= The Syncopated Clock =

1945 musical composition by Leroy Anderson

"The Syncopated Clock" is a piece of light music by American composer Leroy Anderson, which has become a feature of the pops orchestra repertoire.

==Composition==
Anderson wrote "The Syncopated Clock" in 1945 while serving with the U.S. Army and assigned as Chief of the Scandinavian Desk of Military Intelligence in Washington. Anderson had been invited by Arthur Fiedler to guest-conduct the Boston Popular ("Pops") Orchestra during their annual Harvard Night. Anderson wanted to introduce a new work to Fiedler and composed a song about a clock with a syncopated rhythm. The idea of the title reportedly occurred to him before he wrote the music. In a few hours he wrote the music, scored it for orchestra and then mailed it to Boston Symphony Hall. Fiedler had the orchestra parts copied from the score. Then, with a three-day pass, Anderson traveled from his home in Arlington, Virginia to Boston, where he conducted the premiere on May 28, 1945.

Anderson recorded the work for Decca Records in 1950 with the best musicians selected from New York orchestras. This was true for all of his recordings for Decca, billed as "Leroy Anderson and his Orchestra". Anderson's "orchestra" was an assemblage of musicians hired by Decca specially for Anderson's recordings.

The record entered the charts on March 23, 1951, and spent 14 weeks there, reaching number 12. A version by Fiedler and the Boston Pops Orchestra (released by RCA Victor Red Seal) entered on June 1, 1951, spent two weeks on the charts, and reached number 28.
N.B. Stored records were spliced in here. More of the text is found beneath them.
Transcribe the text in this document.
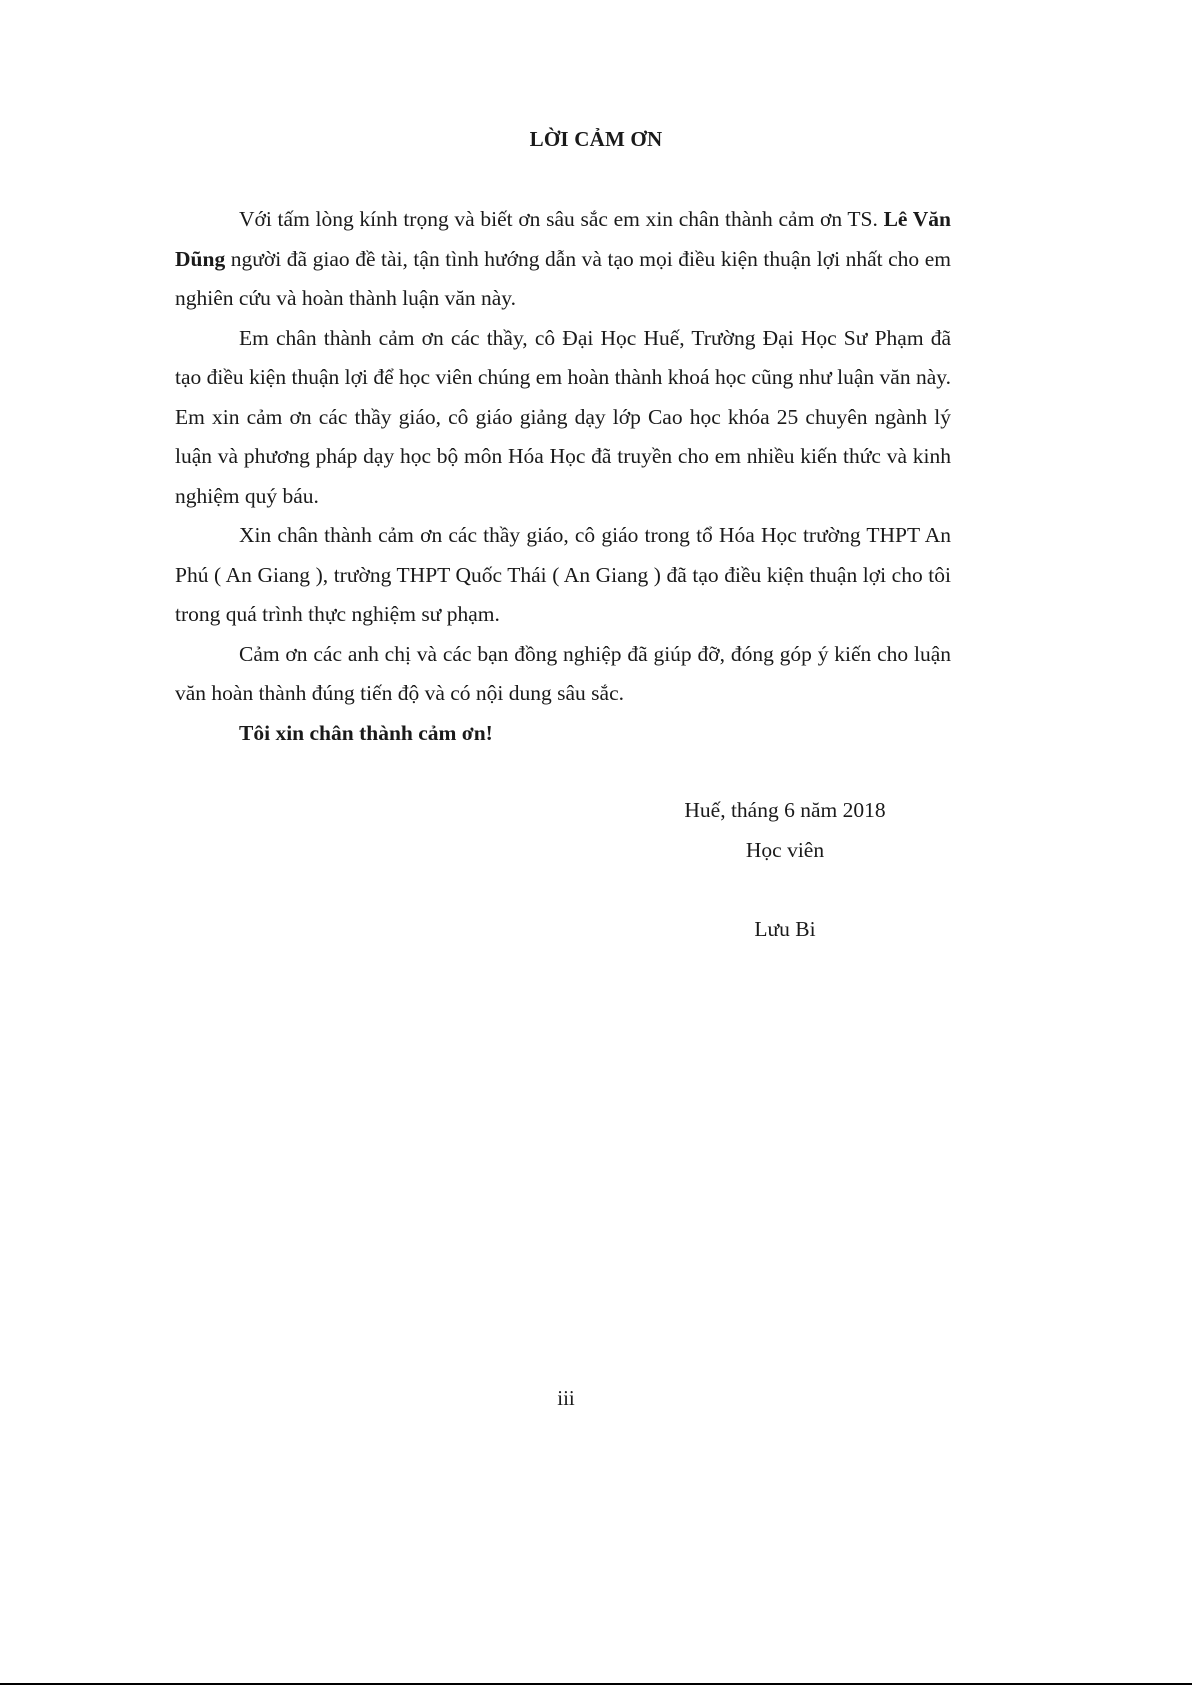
LỜI CẢM ƠN

Với tấm lòng kính trọng và biết ơn sâu sắc em xin chân thành cảm ơn TS. Lê Văn Dũng người đã giao đề tài, tận tình hướng dẫn và tạo mọi điều kiện thuận lợi nhất cho em nghiên cứu và hoàn thành luận văn này.

Em chân thành cảm ơn các thầy, cô Đại Học Huế, Trường Đại Học Sư Phạm đã tạo điều kiện thuận lợi để học viên chúng em hoàn thành khoá học cũng như luận văn này. Em xin cảm ơn các thầy giáo, cô giáo giảng dạy lớp Cao học khóa 25 chuyên ngành lý luận và phương pháp dạy học bộ môn Hóa Học đã truyền cho em nhiều kiến thức và kinh nghiệm quý báu.

Xin chân thành cảm ơn các thầy giáo, cô giáo trong tổ Hóa Học trường THPT An Phú ( An Giang ), trường THPT Quốc Thái ( An Giang ) đã tạo điều kiện thuận lợi cho tôi trong quá trình thực nghiệm sư phạm.

Cảm ơn các anh chị và các bạn đồng nghiệp đã giúp đỡ, đóng góp ý kiến cho luận văn hoàn thành đúng tiến độ và có nội dung sâu sắc.

Tôi xin chân thành cảm ơn!

Huế, tháng 6 năm 2018
Học viên
Lưu Bi
iii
Also in 1950, Mitchell Parish wrote lyrics for the piece, published with Anderson by Mills Music.

==Movie theme==
A version of "The Syncopated Clock" recorded by Percy Faith in 1951 (released by Columbia Records with the flip side "On Top of Old Smokey") was noticed by the producers of a new WCBS-TV program called The Late Show, a nightly program of old movies that was the station's first venture into late night television. Faith's rendition was chosen as the theme music for The Late Show by WCBS and several other CBS owned-and-operated stations around the country, which helped Anderson's composition become a tune that many Americans could readily hum or whistle, even if few knew the name of its composer. WCBS would also use the Faith recording to introduce a weekday afternoon movie (The Early Show), a later-night movie offering, The Late Late Show, and when time permitted on occasion, The Late, Late, Late Show.

==Structure==

The arrangement requires temple blocks to be used as the sound of the clock that is heard throughout, except for a brief section in the middle. The piece is in 4/4 time; the opening establishes a perfectly regular "tick-tock" accompaniment, beginning with a roll off the orchestra's staccato strike of an A chord, creating an expectation that it will continue. In the sixth measure, there is an eighth-note rest on the second beat, and two syncopated "ticks" are heard before the "clock" returns to its normal rhythm. As the piece proceeds, the "clock" continues to indulge in brief moments of syncopation. Some are expected by the listener (as the tune repeats the passage in which the first syncopation occurred); others are not, creating a whimsical and comic effect. The song's basic arrangement and comical effect makes it a favourite for school bands. In the bridge section, the sound of an old-fashioned clock alarm ringing goes off a few times. In the coda, a group of sound effects are heard, including a "BOING!!" heard before the last group of orchestral chords.

==Cultural references==
In a sixth-season episode of the television series M*A*S*H ("Your Hit Parade"), the tune is played over the public announcement system during a particularly grueling session in the operating room. B.J. Hunnicutt references its use as The Late Show theme but mistakenly identifies it as "The Musical Clock." It also accompanied the "Silent Minute," a Michael Weisman-devised concept during the pregame coverage leading into NBC Sports' telecast of Super Bowl XX which was a one-minute countdown featuring a black screen with a digital clock which morphed into Roman numerals when it reached twenty seconds remaining.

==Other recordings==
- Eileen Barton (recorded December 1950 released by National Records with the flip side "Lock the Barn Door")
- Rosemary Clooney, as a track on a 4-record compilation of children's music released by Columbia Records
- Ken Griffin (recorded April 1951, released by Columbia Records with the flip side "Red Sails in the Sunset")
- Perez Prado (as "The Syncopated Clock Mambo," 1951) (released by RCA Victor with the flip side "Broadway")
- David Rose and his orchestra (released by MGM Records with the flip side "Mask Waltz")
- Ethel Smith (Decca Records) in 1951.
- The Three Suns (released by RCA Victor with the flip side "March of the Cards")
- Orquesta Narváez (released by Tico Records in their 1975 album Reincarnation)
- Isao Tomita (released in 1982 by RCA Red Seal Records as the closing piece on an album primarily featuring the Grand Canyon Suite by Grofé).